Una vicenda triste con un epilogo ancora più triste. Questo è il primo pensiero che viene in mente quando si pensa al suicidio di Virgilio Motta, un tifoso dell’Inter che nel 2009 fu attaccato da alcuni tifosi milanisti dopo un derby. Motta, aggredito da alcuni pseudo tifosi avversari, fu picchiato selvaggiamente e perse la vista ad un occhio a causa dei pesanti colpi subiti. La giustizia ha identificato e arrestato i colpevoli, ma a loro sono stati inflitti solamente 4 anni di carcere e 5 anni di DASPO (Divieto di Accedere alle manifestazioni SPOrtive), una pena che, vista la gravità del danno inflitto, è sembrata da subito non adeguatamente giusta.
Ad aggravare la situazione dei colpevoli, inoltre, vi era stato un risarcimento di 140mila euro che gli aggressori avrebbero dovuto versare a Motta per permettergli di andare all’estero per cercare di curarsi. I teppisti, però, durante il processo, non hanno mostrato il minimo segno di pentimento, e addirittura hanno rivolto alla vittima una serie di occhiate di scherno e minacce. In aula, infatti, uno dei colpevoli ha anche urlato la frase: “Infame, verme, spero che i centoquarantamila euro te li spendi tutti in medicine”.

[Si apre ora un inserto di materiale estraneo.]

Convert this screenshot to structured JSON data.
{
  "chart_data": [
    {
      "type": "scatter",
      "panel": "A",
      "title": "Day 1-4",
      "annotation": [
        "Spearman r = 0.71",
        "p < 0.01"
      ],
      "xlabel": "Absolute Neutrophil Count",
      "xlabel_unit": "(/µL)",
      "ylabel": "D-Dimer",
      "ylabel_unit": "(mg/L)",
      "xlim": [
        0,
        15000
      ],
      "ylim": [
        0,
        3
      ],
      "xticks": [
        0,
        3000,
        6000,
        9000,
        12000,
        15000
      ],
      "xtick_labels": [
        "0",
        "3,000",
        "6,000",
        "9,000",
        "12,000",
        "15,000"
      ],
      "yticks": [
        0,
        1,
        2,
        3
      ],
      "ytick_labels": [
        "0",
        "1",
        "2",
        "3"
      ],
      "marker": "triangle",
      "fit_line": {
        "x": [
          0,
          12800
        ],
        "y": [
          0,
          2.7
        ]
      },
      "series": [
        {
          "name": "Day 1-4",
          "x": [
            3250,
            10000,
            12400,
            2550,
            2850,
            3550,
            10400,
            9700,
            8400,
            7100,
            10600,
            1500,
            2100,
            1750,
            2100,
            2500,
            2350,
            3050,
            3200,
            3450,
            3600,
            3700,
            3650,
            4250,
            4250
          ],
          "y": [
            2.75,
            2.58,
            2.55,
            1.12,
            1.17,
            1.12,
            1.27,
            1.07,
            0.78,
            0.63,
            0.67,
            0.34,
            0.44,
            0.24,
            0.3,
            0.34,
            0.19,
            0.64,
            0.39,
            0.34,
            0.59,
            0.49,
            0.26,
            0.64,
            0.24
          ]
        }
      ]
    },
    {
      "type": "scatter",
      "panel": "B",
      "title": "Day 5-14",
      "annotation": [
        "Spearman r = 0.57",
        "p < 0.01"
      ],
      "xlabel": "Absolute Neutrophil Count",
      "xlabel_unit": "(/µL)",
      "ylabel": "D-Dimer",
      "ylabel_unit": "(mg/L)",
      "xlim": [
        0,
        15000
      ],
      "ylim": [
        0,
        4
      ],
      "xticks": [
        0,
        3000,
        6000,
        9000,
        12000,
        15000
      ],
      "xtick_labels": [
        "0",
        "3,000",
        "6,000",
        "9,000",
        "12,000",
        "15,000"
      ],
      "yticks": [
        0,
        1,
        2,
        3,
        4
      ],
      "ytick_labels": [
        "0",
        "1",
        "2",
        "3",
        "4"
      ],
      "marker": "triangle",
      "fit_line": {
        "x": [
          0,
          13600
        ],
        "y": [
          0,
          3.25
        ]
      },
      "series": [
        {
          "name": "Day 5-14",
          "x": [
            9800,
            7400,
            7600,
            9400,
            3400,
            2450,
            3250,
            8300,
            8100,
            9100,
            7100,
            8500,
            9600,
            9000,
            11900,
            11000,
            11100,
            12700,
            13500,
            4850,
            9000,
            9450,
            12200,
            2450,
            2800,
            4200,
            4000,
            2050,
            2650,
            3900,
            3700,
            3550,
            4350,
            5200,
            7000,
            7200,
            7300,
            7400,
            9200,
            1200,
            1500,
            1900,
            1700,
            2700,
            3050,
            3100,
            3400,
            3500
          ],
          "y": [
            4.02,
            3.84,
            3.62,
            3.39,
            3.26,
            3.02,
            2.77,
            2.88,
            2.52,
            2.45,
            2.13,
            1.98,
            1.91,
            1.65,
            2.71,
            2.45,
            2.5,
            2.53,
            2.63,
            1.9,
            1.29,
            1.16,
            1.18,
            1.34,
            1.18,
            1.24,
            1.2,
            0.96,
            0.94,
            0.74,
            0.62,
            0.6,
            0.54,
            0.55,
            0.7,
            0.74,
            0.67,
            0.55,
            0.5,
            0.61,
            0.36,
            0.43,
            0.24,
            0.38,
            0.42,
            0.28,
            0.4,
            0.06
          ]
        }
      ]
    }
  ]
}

Il risarcimento, inoltre, non era ancora stato versato dai colpevoli e proprio questo ha contribuito a peggiorare la situazione psicologica di Virgilio Motta, che oggi è stato trovato senza vita nel suo appartamento. L’uomo infatti ha deciso di suicidarsi per porre fine allo stato di depressione scaturitogli dopo l’aggressione. Emblematiche, infine, sono state le parole del suo avvocato: “Le sue condizioni psicologiche sono peggiorate perché gli imputati condannati per quegli scontri non gli hanno versato i 140 mila euro che gli dovevano come risarcimento e con i quali lui voleva andare all’estero per provare a curarsi“. Una vicenda a dir poco vergognosa che dovrebbe far riflettere ancora una volta tutti sia sulla sicurezza degli stadi che sulla lentezza e sull’inappropriatezza della giustizia italiana.